Do you envisage some linkages between this approach and Stepping Stones?
I think the two approaches would link very well. Peer groups of older and younger men and women could all illustrate what they perceive to be the most important issues in their lives through photography (and video for that matter), discuss the photographs in peer groups (I think this part is really important – for both Photovoice and Stepping Stones, very much builds on feminist Nancy Fraser’s notion of ‘counter publics’, spaces where people can retreat and regroup and find the right words to express themselves in wider groups), and then share them with the wider community. It would be interesting then to think through how the community as a whole could work through deciding which images to exhibit to say regional politicians. If someone out there is already linking the two approaches for working I’d love to hear about it!

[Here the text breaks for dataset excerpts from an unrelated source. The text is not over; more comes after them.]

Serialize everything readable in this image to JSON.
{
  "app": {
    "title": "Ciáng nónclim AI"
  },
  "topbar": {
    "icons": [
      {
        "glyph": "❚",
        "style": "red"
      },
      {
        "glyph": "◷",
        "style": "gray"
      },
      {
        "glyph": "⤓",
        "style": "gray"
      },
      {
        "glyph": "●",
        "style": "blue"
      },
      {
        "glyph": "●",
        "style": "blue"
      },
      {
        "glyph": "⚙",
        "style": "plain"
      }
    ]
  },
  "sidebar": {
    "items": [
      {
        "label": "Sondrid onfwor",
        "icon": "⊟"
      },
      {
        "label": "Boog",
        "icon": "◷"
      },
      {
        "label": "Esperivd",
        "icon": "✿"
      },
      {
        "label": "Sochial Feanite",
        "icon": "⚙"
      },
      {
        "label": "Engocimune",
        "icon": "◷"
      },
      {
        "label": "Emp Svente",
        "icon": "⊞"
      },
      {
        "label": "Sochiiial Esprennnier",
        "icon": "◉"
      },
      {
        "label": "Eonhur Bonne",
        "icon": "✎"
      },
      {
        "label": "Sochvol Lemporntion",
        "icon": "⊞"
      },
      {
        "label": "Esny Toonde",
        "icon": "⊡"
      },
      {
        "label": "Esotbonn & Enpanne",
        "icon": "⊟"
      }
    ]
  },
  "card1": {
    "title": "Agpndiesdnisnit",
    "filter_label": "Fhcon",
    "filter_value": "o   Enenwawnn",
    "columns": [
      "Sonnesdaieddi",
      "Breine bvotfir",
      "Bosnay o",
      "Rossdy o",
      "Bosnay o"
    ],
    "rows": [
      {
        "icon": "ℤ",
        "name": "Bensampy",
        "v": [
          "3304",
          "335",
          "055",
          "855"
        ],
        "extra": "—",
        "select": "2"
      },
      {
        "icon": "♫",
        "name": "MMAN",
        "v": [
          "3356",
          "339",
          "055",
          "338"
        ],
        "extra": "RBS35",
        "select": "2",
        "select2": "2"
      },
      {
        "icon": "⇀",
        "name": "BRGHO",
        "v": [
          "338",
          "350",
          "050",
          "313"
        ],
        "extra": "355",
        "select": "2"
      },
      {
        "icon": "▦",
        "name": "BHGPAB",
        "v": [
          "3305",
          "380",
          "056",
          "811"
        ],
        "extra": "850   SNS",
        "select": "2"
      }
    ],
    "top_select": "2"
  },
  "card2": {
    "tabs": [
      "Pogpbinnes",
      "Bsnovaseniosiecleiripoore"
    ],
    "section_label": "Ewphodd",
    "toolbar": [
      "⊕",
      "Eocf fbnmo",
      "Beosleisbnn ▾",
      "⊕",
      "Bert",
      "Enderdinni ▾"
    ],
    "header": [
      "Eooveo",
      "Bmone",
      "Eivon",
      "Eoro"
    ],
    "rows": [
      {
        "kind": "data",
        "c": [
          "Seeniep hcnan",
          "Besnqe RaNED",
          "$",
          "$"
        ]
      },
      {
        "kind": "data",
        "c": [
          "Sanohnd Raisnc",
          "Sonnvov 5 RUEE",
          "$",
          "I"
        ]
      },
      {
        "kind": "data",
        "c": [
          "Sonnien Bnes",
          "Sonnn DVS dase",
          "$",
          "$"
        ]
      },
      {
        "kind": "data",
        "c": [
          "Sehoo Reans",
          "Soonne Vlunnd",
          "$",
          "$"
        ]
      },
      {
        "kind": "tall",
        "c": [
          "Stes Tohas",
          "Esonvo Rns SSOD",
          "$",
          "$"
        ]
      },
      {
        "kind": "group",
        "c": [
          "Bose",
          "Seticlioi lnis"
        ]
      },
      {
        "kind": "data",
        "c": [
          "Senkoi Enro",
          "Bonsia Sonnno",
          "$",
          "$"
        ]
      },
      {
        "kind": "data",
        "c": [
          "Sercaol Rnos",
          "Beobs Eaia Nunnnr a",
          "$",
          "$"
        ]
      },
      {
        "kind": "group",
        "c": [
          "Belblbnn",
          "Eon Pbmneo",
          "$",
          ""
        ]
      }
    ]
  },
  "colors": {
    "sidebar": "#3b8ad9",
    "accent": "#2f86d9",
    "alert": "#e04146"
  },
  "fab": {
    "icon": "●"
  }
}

Can you name three most positive points about the methodology? Can you name three of the biggest disadvantages of working in this way?
For me, some of the most positive aspects of the methodology would be:
- potential for positive impacts on participants themselves (research as potentially transformative rather than primarily extractive)
- the emotional engagement inherent in the method. It engages participants, they keep coming back, you build relationships with them over time – I think because they get inspired/angry/motivated/proud… and because it is fun!
- access to perspectives that you would never get in a traditional in-depth interview (where the questions, prompts and probes are still largely driven by the researcher, no matter how unstructured the interview may be).
Challenges I have faced include:
- people misunderstanding what you are doing/have done based on the very wide range of practices people are referring to when they say they are doing ‘Photovoice’. Just loaning a group of young people your camera for the afternoon and asking them to take some snaps that you use to illustrate your report is not Photovoice (in my view), though I’ve seen it referred to as that
- time and cost. If done in depth, it is not qualitative research ‘on the cheap’ and requires quite a bit of energy!
- being able to think through the ethical issues that come up along the way (I think this is true of all participatory approaches). Some can be predicted and have been written about, but others will pop up out of nowhere and you have to be able to be flexible, think on your feet, seek guidance as you go.